For the dollar, the background environment in the first half of this year has been fruitful. Europe’s financial flagellation has contributed to a surge in safe-haven demand and risk aversion, with the dollar as a beneficiary. Also, in contrast to most other advanced economies, the US recovery has looked reasonably secure, certainly a lot better than in Europe. Sovereign wealth funds have been buyers of dollars, their conviction in the safety of the euro diminishing.
And yet, it could be contended that the dollar’s performance has actually been rather indifferent. Indeed, it is actually quite surprising that it has not done a lot better. For instance, the dollar index is up less than 2% for the year-to-date, although to put this into context it is worth recalling that the dollar recorded a rise of 8% in the second half of 2011. Traders and short-term speculators are incredibly bullish on the greenback – according to the CFTC, cumulative long positions in the dollar (against the euro, yen, Aussie, CAD, Kiwi, Swissie and Mexican peso) were above 300K last week for the second week running, a record.
In addition, the US recovery is looking more vulnerable these days. Fed officials are especially mindful of the impact of the ‘fiscal cliff’ pencilled in at the end of this year, which could drag the economy back in to recession if it’s implemented in full. Ahead of this week’s FOMC meeting, some policy-makers have intimated a willingness to ease the stance of monetary policy further. This may take the form of an expanded Operation Twist (the current program is worth USD 400bn) and possibly an extension to their guidance on short-term rates. If the economy does lose some further traction and/or the Fed opts for aggressive easing measures, then the dollar may well fall out of favour.

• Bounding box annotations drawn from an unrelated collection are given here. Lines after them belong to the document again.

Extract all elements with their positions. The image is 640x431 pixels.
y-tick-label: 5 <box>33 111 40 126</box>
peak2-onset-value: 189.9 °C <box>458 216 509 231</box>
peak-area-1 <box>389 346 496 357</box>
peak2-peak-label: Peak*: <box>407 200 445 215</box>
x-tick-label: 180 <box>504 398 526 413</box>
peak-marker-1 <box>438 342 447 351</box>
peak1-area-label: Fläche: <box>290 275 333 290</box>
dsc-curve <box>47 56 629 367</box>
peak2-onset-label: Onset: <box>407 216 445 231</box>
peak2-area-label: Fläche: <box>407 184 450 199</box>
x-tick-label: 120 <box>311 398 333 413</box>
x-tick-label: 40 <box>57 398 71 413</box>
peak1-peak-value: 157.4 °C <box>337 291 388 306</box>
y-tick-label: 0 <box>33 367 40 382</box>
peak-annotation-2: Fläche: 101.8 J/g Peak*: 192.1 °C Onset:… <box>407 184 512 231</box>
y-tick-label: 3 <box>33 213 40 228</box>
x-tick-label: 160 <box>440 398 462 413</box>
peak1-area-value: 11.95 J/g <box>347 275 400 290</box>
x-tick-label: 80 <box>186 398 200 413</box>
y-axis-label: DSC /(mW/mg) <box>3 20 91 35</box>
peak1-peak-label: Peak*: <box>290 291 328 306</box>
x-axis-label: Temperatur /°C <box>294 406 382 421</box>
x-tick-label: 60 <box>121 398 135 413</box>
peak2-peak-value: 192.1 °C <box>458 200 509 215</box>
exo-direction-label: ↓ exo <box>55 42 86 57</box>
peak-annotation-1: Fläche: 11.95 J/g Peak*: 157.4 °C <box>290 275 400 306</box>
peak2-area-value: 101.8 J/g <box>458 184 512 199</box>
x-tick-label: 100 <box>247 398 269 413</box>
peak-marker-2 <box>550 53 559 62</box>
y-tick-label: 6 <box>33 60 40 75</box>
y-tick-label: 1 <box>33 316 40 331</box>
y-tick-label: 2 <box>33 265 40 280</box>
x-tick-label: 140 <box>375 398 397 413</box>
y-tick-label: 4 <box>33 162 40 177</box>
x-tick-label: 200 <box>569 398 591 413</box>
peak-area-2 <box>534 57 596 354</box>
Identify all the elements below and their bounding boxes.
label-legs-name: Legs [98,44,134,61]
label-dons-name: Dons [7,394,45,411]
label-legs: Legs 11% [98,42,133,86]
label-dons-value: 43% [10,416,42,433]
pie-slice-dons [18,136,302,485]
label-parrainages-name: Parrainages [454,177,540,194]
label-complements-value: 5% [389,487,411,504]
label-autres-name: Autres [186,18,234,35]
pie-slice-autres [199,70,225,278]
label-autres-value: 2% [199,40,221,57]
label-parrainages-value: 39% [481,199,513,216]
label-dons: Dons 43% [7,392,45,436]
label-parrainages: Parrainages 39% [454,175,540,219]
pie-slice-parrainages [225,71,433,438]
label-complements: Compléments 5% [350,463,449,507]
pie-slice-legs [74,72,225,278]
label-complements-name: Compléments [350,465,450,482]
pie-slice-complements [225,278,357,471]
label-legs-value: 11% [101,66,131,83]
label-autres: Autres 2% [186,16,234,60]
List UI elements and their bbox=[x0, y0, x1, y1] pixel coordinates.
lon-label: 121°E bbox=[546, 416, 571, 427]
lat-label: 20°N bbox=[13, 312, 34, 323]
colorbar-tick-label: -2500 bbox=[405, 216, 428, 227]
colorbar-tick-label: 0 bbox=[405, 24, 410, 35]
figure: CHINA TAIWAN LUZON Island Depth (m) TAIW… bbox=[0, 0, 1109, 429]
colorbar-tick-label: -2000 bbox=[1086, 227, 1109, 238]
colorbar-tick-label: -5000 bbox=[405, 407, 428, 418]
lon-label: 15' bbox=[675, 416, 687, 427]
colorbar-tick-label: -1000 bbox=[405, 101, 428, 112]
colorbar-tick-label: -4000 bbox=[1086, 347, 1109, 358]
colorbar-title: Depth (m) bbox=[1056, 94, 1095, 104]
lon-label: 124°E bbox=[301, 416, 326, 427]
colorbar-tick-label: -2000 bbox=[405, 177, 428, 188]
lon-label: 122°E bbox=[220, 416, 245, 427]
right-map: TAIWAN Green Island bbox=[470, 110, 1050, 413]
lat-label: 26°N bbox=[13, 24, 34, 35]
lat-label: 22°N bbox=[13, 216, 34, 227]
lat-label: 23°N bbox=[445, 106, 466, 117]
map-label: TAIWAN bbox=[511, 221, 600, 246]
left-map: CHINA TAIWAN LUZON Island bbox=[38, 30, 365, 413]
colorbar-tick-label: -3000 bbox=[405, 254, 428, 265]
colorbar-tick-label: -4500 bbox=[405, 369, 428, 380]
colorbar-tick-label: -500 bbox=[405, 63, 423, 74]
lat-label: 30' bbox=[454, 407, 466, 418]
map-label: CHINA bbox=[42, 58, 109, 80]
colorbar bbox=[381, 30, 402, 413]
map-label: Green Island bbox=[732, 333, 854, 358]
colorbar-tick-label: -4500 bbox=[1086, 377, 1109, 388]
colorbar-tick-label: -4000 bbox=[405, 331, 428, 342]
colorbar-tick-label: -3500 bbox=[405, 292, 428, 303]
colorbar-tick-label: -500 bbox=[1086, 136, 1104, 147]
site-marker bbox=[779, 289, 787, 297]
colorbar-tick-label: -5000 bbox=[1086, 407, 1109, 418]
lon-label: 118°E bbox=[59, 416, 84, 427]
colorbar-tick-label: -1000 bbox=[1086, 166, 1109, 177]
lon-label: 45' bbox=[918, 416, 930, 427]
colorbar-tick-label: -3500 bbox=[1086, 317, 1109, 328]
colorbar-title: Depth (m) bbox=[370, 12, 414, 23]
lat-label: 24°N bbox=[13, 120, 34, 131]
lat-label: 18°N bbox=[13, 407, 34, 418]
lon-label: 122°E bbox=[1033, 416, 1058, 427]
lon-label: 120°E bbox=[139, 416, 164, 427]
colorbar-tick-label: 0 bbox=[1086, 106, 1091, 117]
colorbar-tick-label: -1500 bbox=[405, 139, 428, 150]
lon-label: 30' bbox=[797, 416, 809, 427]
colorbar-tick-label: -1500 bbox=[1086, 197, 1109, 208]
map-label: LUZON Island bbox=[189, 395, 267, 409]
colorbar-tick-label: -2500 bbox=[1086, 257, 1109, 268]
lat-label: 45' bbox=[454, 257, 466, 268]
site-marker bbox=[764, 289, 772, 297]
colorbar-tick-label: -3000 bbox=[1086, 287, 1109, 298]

There is also the question of the outcome of the Presidential election in early November and the likelihood that the US government will hit its debt limit-ceiling of USD 16.2trln late this year. Last summer the dollar dropped sharply amidst an acrimonious debate in Washington over the issue. A repeat of this political brinkmanship would surely weigh on the US currency.
Dollar bulls need to be alert, notwithstanding the ongoing car-crash that is Europe.